If any of the above mentioned dataset properties you wish to differ on your system then it’s probably a good case to consider another dataset instead of a folder within an existing one.
It’s also fairly common (although not necessary) to have a one-to-one relationship between a dataset and a share.
In my experience it is possible to have too many datasets (and in-turn snapshots) as this will have a negative impact on system performance and management but I find approx no more than 50 datasets and no more than 3000 active snapshots works well. This obviously depends on your system specs so this is just my personal experience.
Hopefully you find this helpful.
2 Likes
It’s generally better to follow one dataset per share and not nest datasets within shares. Many clients do not expect to have new filesystems within a share.
2 Likes
Thanks.It confirms some weird behavior I noticed but it means that 3 out of 4 videos on YT have to be remade. It’s a drama! 
It is very helpful. I’m translating this in my head as directories where I can, datasets if there is a good reason and you mentioned those reasons.
1 Like
Youtube is terrible source for TrueNAS (and really a lot of other things). It has been a source of tears to a lot of people here that lost their data following many bad recommendations from those videos. There is no vetting whatsoever on it and just about anyone at anytime can upload videos.
I experienced some problems myself. The “problem” is that there is not a lot of guidance in the manuals. They are very good at explaining what you have to do but never go into the why, as most manuals do… I understand that training, knowledge and experience are marketable skills and it;s great that TrueNAS and volunteers invest so much in the community edition and the support arround it so don’t think I’m disrespectful or ungrateful but I was grateful I had the videos in the beginning. It’s only after some weeks that I started questioning advice and by following the forum and recognizing names, I’m now starting to be able to separate “authoritative” videos like those form @Stux and a very few others. Beginning with 24.10 didnt help the situation.
1 Like
Other people have told you the technical differences, I’m going to highlight to you the biggest differences in practice:
- If you move a file from a folder to another folder, it will happen instantenously. If you move a file from a dataset into another dataset, it will not happen instantenously because you are crossing “filesystem” boundaries and it will have to move the actual blocks rather than just a simple pointer operation. This behavior is somewhat equivalent to moving a file from one partition to another partition.

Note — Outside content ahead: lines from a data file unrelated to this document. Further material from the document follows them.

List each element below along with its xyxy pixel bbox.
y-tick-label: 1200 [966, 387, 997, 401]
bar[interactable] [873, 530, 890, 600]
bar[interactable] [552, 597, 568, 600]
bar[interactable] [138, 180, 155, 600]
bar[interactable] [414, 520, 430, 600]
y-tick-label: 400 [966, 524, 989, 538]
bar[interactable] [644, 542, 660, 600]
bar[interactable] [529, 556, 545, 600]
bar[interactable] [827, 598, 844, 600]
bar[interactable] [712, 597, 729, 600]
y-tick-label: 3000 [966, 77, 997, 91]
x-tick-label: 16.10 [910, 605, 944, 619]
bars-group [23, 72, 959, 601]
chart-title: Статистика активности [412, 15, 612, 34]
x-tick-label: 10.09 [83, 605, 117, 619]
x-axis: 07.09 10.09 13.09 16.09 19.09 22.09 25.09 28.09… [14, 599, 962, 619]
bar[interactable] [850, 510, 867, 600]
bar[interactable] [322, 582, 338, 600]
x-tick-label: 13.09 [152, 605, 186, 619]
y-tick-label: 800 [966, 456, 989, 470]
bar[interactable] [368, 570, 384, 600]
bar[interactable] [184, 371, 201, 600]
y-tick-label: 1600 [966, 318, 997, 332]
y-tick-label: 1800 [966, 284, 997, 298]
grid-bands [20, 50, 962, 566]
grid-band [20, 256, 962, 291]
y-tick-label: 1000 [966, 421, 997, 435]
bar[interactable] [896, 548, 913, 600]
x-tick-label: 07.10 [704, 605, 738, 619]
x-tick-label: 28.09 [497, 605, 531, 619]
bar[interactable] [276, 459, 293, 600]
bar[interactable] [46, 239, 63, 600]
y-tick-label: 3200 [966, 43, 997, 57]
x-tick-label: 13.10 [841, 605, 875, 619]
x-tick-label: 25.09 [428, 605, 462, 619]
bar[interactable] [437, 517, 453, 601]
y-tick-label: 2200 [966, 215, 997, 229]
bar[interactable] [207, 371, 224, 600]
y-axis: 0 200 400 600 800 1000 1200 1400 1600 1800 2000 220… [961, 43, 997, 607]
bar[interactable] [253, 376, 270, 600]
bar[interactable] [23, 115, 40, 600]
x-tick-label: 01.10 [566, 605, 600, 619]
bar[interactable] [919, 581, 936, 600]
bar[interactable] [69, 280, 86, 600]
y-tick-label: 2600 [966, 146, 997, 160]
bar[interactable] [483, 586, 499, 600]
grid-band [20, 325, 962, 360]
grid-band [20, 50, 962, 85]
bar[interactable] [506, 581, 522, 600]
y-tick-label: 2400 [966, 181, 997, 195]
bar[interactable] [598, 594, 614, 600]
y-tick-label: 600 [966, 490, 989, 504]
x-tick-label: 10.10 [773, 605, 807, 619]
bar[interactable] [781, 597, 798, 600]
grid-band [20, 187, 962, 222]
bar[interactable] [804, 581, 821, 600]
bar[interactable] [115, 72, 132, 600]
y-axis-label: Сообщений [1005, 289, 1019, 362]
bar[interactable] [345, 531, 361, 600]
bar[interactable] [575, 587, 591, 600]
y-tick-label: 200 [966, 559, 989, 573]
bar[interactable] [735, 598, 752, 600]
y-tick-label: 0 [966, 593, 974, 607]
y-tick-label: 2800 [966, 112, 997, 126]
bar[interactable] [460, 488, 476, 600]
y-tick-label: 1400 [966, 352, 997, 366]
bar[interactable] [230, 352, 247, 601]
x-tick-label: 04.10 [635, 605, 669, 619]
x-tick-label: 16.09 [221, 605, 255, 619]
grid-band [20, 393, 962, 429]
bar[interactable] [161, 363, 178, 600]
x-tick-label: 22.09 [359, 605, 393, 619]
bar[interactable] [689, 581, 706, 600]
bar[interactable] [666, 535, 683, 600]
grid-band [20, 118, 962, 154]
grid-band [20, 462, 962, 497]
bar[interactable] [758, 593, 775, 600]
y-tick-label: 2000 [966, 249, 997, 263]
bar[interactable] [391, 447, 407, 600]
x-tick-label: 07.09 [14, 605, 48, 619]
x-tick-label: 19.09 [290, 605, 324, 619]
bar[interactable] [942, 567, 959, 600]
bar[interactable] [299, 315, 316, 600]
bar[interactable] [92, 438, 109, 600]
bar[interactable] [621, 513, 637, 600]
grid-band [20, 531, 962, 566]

- If you nest a dataset into another dataset, You will notice that if you mount ONLY the parent dataset via NFS, the child dataset will just be an empty folder until you also mount the child dataset separately. However, this is NOT the case with SMB, SMB will happily list the child dataset with just the parent dataset mount.
- Organizing and coordinating backups through snapshot + ZFS send/recv are much easier if you have your data separated logically by datasets. If you have music as its own dataset, photos as its own dataset, you can back them up separately. If you have them both just as 2 plain folders in the same dataset, you will have to backup both of them as the snapshot will contain both of them. Why does this matter? Your backups will be faster if you separate the datasets because obviously the amount of data to backup will be less than if you had both of them combined. This is particularly useful if you do incremental regular backups.
- If you have nested datasets, you can simply take a recursive snapshot of the parent dataset and it will automatically take a snapshot of all its child datasets. This is convenient for full system backup.
Those are all I could think off the top of my head for now. If I think of more stuff, I will add them to the list.
I am not recommending you to choose one over the other. I’m merely giving you the information you need on their behaviors so you can decide for yourself what meets your use case best.
3 Likes
I’m every so grateful. The NFS thing had be up the walls.